Monday, August 11, 2003

Some political links

A selection of political bits I've chomped lately...

There is a breaking scandal (let's hope that turns into a double
entendre) regarding Pentagon players meeting with a notorious Iranian
arms dealer, an alumnus of the Iran-Contra skull-duggery:

While Rumsfeld said that the contact occurred more than a year ago
and that nothing came of it, his aides scrambled during the day to
piece together more details amid other reports that Rumsfeld's account
may have been incomplete.

Fred Kaplan's columns on Slate are consistently insightful inside scoops on military issues.
He's debunked hype on the past and current generations of
Patriot missile systems
, this Pentagon's flawed War Games, the coalition of the billing and
amongst others, not to mention calling the administration to task for wrong-headed (and contradictory) policy
toward N. Korea. I suggest spending some time with his archives, when you have a chance.

Kaplan's most recent
deals with (the latest) failure in the Missile Defense program.
This one *should* make it clear that is not a practical option any time soon,
and we should stop acting and spending like it was. Should, if
sane minds were in charge; if only sane minds were in charge...

Doonesbury has had some fantastic strips recently pointed toward the
SecOfDef, really nailing Rummy's rhetorical parrying technique and skewering it appropriately. There are about a week's worth of strips focused just on Rummy-speak.

A recent article in the Washington Monthly detailed the Bush administration's distrust & dislike of science and scientists.

The administration's stem-cell stand is just one of many examples,
from climate change to abstinence-only sex-education programs, in
which the White House has made policies that defy widely accepted
scientific opinion. Why this administration feels unbound by the
consensus of academic scientists can be gleaned, in part, from a
telling anecdote in Nicholas Lemann's recent New Yorker profile of
Karl Rove. When asked by Lemann to define a Democrat, Bush's chief
political strategist replied, "Somebody with a doctorate." Lemann
noted, "This he said with perhaps the suggestion of a smirk."

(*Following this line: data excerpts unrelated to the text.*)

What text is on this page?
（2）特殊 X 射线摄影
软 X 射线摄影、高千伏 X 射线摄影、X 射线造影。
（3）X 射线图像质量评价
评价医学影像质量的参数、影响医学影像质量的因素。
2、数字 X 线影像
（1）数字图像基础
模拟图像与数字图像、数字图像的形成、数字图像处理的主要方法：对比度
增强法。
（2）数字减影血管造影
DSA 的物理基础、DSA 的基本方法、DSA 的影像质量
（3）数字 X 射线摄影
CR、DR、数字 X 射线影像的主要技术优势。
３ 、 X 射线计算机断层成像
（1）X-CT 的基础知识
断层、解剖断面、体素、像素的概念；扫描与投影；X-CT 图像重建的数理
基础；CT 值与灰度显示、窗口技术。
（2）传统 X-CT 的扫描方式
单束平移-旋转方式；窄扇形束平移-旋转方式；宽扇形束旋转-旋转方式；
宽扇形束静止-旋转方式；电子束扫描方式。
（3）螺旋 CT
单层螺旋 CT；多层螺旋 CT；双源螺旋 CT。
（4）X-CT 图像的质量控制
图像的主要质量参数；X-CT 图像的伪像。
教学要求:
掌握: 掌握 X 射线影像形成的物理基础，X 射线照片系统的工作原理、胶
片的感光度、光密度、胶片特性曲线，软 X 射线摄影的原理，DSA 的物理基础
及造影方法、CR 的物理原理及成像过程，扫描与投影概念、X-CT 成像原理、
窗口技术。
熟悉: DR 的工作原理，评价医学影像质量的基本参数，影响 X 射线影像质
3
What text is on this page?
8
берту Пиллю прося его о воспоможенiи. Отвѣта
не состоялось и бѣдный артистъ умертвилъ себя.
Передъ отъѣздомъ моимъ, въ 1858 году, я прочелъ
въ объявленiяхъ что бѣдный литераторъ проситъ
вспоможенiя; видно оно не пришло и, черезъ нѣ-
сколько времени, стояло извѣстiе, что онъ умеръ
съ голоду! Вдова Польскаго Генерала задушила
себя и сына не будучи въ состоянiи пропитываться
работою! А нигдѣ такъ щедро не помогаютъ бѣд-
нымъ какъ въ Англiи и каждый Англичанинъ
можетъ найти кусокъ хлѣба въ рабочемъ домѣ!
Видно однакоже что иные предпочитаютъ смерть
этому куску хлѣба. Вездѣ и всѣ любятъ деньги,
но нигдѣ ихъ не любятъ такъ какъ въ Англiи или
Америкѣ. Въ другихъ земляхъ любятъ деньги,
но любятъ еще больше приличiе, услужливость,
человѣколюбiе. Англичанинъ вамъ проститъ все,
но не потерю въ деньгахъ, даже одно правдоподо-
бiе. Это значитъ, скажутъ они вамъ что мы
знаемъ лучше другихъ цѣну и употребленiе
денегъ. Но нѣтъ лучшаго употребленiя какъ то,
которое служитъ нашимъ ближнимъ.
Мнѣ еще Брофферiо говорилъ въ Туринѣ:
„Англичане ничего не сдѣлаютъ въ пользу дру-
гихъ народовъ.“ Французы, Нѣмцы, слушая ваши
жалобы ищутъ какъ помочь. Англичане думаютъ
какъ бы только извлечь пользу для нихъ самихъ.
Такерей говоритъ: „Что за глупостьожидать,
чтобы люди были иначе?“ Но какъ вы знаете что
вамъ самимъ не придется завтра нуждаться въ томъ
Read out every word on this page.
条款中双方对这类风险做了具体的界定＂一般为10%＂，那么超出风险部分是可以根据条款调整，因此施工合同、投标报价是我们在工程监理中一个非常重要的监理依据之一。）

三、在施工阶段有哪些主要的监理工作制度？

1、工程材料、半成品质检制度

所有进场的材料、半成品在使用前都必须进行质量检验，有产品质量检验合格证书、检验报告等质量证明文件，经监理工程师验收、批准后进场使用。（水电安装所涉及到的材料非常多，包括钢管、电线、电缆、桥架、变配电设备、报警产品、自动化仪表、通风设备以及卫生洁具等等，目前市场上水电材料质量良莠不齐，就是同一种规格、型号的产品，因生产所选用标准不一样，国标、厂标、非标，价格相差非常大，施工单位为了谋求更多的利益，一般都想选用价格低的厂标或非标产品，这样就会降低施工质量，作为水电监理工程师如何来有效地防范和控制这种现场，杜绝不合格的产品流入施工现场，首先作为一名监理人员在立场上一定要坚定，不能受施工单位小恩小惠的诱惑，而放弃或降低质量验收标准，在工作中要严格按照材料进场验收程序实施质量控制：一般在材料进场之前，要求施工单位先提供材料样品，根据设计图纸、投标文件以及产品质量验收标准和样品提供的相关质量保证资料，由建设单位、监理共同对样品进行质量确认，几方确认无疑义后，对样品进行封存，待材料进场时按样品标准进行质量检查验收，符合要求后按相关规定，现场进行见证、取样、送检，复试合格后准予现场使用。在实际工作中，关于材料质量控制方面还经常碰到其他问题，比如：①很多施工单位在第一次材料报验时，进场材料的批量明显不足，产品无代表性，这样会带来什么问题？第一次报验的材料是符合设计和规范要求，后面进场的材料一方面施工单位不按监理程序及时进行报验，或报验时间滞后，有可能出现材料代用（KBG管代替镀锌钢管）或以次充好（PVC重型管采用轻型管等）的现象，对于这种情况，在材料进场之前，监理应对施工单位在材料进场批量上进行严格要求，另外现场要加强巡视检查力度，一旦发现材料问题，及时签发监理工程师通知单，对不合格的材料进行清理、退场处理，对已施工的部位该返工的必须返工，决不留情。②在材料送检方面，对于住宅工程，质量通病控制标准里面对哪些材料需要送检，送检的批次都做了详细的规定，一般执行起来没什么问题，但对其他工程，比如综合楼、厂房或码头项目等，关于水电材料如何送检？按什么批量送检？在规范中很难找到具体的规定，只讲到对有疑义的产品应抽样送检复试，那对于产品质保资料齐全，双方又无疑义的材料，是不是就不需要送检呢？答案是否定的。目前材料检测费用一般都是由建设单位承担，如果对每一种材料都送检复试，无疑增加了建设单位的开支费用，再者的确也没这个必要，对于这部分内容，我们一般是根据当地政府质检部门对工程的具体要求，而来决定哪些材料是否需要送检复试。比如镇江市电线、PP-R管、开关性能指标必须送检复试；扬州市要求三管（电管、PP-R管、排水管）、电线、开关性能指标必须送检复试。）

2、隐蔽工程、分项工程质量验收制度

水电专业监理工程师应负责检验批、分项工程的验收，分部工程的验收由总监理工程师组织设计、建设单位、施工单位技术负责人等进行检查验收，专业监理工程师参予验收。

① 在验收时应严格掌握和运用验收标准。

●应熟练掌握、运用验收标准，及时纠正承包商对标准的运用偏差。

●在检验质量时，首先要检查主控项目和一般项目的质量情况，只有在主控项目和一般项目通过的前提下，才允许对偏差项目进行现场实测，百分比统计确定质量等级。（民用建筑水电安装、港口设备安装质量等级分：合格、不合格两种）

Now there is a formal Democratic inquiry (and website!): The minority staff of the House Government Reform Committee is
continuing to investigate the state of scientific integrity in the
Bush Administration.

We can thank Rep. Henry Waxman who is also the leading congressional watchdog on tobacco policy both then (1994) and now. Time and time again Waxman's name comes up to boldly question industry-oriented policy. More like him, please.